Your Tuesday Market Blip 1/9/16

Your Tuesday Market Blip 1/9/16

Stocks ended the day lower by 12 points on light volume overcoming an early selloff to close at 16,014. The Dow continues to trade at the 16,000 support level which is about 11% off the 18,000 mark it hit back at the beginning of December. While oil has been the primary concern for investors the latest item to pressure stocks has been a precipitous fall in the value of bank stocks in Europe. Up until January the gurus were saying that Europe’s economy was undervalued and poised for a rebound but since then it has been simply “under” and the bank selloff is renewing talk of rising financial stress in the Euro Zone.

Things in the oil patch continue to resemble 20 miles of bad road! Yesterday Diamond Offshore suspended its dividend and today Anadarko Petroleum cut its dividend by 81%. Meanwhile Iran has increased oil production by 80,000 barrels per day in January and Iraq’s production has increased by 50,000 BPD. The IEA said that current overproduction is near 2 million bpd and with no sign of production cuts out of the Middle East where an all-out price war between global energy exporters is taking place. It’s a race to the bottom of the barrel!
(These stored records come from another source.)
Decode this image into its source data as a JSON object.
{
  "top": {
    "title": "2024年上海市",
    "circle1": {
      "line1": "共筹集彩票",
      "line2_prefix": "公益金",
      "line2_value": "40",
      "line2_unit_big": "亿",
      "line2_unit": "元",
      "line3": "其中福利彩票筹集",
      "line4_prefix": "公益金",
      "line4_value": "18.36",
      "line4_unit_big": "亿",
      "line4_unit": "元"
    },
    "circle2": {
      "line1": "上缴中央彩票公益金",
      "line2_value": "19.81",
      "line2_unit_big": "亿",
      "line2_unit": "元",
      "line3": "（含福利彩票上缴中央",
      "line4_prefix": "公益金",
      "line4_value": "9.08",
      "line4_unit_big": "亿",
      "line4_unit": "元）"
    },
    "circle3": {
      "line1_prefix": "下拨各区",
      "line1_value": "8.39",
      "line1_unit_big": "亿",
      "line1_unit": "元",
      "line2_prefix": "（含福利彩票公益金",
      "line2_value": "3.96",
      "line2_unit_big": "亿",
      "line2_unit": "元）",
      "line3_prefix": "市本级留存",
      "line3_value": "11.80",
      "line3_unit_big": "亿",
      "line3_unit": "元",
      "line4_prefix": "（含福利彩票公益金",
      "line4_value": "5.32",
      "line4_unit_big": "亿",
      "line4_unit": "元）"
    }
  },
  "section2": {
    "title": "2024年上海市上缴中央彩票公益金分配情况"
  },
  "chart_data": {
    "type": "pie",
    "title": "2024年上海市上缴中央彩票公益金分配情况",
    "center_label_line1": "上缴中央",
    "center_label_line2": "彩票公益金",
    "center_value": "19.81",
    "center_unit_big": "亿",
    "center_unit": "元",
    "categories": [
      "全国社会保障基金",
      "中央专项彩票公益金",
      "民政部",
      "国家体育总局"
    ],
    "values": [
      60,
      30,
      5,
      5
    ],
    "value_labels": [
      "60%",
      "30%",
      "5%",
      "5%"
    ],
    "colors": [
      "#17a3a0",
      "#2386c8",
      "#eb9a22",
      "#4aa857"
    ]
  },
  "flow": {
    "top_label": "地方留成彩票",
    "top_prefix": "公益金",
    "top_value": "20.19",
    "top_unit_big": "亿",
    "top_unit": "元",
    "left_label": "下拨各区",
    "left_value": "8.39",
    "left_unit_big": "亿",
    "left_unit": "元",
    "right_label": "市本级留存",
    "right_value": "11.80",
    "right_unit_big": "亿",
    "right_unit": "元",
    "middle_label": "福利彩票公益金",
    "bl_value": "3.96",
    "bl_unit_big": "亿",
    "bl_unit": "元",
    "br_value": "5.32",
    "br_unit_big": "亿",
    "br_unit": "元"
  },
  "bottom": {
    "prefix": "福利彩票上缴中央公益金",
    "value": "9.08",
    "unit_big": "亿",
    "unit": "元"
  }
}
We might soon see a “buy one get one free” special on Russian oil as they try to compete. At the close today WTI crude fell 4.1% to $28.47 a barrel.

Gold and U.S. treasuries usually trade in opposite directions but in today’s world they are positively correlated. Gold continued to trade near an 11 month high dropping $8 an ounce to day to close at $1,189. The boys over at BTS Capital noted in a research report that US Treasury bonds are receiving a strong bid from foreign private investors because of moves by the Japanese gubment to assume a negative interest rate policy. They figure that under current conditions the yield on the 10 year Treasury could fall to 1.5% from its current level of 1.73%. Gold and treasuries doing well is like chickens and bird dogs playing together in the back yard. Tis a rare sight indeed!